Ni haine, ni jalousie

Dans le jeu démocratique, l’exercice du contre-pouvoir est un élément fondamental.

Dans le cas de l’Assemblée nationale, il ne peut s’exercer que si la société civile est forte et capable de faire pression sur nos honorables députés unis par les liens sacrés de leurs émoluments défiscalisés.

Sous d’autres cieux, les actions de la société civile ont fait plier des gouvernants.

Je rassure nos honorables députés que je n’éprouve aucun sentiment de haine ou de jalousie à leur égard. Au contraire, en tant qu’élus du brave peuple du Burkina, je leur dois du respect. Cependant, je les exhorte à prendre résolument une décision courageuse en faisant imposer leurs émoluments comme tous les autres travailleurs. Ainsi, ils rendront justice à leurs électeurs en détresse et à leur gouvernement qui se bat quotidiennement pour améliorer ses recettes afin de pouvoir faire face aux nombreuses demandes sociales du pays.

Du reste, je voudrais tirer mon chapeau aux honorables députés, conscients de l’état de pauvreté de notre pays et de l’importance des priorités de notre peuple, qui ont refusé d’empocher 3 millions à eux servis pour la bamboula de fin d’année.
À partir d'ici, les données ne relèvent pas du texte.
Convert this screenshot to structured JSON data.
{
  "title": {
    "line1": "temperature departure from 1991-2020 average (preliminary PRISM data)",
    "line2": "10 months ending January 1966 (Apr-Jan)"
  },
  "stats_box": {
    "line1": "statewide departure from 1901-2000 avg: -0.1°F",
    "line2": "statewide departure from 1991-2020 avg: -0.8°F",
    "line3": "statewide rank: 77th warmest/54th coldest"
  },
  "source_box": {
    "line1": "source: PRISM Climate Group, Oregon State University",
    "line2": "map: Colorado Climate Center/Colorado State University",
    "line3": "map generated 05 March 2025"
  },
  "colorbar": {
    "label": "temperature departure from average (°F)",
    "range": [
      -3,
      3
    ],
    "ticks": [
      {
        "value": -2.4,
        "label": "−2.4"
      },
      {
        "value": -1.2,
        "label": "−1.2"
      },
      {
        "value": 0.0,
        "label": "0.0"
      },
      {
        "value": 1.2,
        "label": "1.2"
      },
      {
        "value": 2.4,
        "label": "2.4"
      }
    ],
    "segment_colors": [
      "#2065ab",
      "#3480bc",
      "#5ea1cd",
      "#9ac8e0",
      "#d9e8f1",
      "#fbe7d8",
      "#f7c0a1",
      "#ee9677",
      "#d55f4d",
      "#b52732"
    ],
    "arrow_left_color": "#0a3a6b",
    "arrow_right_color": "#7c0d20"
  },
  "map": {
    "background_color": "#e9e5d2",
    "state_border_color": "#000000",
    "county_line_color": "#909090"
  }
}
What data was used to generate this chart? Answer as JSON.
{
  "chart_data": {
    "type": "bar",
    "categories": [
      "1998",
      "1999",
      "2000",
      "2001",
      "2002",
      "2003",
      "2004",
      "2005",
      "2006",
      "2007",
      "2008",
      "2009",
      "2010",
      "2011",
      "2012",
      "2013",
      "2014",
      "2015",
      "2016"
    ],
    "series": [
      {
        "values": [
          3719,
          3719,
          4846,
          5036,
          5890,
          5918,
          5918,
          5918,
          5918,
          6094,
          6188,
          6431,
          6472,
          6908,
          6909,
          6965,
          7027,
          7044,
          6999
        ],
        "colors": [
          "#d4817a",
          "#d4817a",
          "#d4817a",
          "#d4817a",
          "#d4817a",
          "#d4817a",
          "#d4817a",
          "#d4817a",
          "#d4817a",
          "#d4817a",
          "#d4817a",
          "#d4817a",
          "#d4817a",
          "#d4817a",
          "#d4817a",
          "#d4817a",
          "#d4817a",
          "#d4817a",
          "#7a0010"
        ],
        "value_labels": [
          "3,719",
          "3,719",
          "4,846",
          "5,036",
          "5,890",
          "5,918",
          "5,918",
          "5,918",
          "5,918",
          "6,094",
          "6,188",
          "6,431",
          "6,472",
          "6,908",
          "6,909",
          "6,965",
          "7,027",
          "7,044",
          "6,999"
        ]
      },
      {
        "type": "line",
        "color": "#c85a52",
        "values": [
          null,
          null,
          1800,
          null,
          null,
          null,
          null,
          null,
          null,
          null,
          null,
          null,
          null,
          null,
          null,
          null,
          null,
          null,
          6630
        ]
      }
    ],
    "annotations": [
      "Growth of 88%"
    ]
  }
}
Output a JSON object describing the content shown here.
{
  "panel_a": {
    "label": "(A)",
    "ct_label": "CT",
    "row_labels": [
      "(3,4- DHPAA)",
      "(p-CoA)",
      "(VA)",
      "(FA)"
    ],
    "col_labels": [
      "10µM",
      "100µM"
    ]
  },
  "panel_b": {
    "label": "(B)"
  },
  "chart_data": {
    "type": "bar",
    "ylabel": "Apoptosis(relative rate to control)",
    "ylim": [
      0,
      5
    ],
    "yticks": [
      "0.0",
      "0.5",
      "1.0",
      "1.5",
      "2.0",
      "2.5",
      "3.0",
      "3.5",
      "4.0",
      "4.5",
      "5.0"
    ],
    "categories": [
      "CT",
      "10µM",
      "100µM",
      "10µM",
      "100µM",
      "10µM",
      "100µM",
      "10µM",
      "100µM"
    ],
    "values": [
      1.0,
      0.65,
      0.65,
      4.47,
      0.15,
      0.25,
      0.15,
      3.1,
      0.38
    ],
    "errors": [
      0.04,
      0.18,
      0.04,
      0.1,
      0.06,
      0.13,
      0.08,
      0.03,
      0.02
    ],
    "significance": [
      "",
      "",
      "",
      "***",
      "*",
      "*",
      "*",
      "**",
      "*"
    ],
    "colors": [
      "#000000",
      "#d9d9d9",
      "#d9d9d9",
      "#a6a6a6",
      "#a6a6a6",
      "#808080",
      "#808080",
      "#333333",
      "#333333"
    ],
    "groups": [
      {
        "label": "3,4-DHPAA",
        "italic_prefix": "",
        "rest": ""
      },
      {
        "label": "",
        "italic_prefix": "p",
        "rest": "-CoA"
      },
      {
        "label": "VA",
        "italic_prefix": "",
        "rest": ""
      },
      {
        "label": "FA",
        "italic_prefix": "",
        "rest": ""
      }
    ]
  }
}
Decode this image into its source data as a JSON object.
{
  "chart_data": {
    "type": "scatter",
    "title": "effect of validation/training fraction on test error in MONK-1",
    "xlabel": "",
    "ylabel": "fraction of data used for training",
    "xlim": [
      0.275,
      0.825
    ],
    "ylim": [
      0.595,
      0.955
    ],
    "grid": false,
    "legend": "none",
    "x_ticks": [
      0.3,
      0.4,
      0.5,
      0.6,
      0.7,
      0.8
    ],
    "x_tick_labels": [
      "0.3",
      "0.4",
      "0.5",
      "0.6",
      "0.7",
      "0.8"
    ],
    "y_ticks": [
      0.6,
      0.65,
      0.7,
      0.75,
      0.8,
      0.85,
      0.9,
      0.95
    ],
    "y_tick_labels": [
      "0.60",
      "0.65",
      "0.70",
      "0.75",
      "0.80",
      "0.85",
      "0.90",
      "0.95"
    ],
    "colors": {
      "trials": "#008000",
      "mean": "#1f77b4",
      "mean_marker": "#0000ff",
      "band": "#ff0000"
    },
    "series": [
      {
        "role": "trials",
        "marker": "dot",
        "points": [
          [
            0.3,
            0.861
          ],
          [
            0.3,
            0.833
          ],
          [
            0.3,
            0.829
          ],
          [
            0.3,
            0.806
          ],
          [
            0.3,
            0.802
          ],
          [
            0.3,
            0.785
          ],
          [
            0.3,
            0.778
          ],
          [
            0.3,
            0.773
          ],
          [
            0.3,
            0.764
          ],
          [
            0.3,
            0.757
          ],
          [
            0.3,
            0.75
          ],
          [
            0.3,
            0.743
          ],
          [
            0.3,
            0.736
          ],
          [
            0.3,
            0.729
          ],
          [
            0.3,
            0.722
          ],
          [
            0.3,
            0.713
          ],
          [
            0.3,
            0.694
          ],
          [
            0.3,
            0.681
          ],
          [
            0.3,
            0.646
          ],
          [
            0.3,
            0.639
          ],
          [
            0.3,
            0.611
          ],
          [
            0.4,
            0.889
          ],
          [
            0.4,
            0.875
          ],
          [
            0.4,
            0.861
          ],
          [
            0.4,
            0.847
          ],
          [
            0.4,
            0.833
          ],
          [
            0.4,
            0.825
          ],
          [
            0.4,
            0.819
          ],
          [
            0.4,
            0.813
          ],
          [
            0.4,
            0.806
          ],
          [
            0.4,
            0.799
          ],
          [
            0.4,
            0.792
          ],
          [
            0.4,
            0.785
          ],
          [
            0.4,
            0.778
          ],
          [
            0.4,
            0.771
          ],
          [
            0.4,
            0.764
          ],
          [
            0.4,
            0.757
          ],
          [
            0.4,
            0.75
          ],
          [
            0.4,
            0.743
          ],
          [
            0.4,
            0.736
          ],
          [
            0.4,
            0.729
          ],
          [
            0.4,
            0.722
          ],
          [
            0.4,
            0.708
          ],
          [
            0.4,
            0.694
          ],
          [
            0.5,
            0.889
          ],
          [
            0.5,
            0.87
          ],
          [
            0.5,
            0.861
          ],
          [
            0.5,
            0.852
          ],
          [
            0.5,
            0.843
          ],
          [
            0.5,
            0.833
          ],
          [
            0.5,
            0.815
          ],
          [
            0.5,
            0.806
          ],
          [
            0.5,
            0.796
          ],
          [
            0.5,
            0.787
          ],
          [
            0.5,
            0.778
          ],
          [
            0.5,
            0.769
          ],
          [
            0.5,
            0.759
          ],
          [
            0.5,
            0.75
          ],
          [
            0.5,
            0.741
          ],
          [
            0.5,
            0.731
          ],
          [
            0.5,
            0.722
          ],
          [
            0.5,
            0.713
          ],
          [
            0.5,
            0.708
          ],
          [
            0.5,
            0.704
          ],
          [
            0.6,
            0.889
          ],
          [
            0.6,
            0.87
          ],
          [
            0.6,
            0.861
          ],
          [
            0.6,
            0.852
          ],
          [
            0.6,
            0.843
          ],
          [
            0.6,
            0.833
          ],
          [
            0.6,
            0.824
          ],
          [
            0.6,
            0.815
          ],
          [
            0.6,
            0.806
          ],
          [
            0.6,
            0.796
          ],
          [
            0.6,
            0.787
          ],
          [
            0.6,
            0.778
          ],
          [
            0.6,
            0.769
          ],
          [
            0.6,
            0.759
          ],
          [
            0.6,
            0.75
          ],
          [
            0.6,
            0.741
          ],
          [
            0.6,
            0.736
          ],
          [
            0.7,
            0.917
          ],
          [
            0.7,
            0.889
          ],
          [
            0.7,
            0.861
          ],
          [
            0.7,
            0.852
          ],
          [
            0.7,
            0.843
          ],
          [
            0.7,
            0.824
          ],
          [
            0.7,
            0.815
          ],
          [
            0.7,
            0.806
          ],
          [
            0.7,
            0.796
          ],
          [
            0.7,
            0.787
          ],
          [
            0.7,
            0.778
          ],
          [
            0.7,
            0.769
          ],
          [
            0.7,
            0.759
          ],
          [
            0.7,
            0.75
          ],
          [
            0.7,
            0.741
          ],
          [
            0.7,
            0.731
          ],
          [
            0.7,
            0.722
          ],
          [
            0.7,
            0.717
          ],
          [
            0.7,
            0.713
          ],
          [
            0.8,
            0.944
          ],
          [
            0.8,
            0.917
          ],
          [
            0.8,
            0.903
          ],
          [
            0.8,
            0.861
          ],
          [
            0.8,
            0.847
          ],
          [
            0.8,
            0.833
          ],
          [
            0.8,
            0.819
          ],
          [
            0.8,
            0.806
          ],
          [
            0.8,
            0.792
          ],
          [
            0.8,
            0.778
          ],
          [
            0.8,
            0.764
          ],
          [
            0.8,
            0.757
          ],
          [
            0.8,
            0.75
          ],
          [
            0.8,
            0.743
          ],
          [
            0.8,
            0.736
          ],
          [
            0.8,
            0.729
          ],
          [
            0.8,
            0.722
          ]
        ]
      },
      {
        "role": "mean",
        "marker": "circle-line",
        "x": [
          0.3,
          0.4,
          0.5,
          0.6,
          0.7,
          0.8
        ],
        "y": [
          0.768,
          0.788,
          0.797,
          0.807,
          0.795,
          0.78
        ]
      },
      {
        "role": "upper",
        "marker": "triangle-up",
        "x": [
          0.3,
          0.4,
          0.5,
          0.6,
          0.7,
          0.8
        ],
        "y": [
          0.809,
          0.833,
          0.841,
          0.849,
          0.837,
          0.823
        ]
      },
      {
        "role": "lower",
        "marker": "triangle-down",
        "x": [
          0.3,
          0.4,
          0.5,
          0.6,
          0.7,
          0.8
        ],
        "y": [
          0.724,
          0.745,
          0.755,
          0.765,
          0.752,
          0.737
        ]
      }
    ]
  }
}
La commission parlementaire mise en place pour faire des propositions en relation avec la vie chère ne doit pas occulter l’aspect fiscal des émoluments des députés qui constituent une source de revenus non négligeable pour le budget de l’Etat. Ces ressources combinées à d’autres telles que les économies réalisables sur la réduction du train de vie de l’Etat peuvent refermer le panier de la ménagère à défaut d’y ajouter quelques grammes supplémentaires de riz. Notre auguste assemblée joue son honorabilité sur cette question somme toute légitime. La justice cimente la démocratie pour construire la paix. Alors, messieurs les élus, le peuple veut plus de justice fiscale.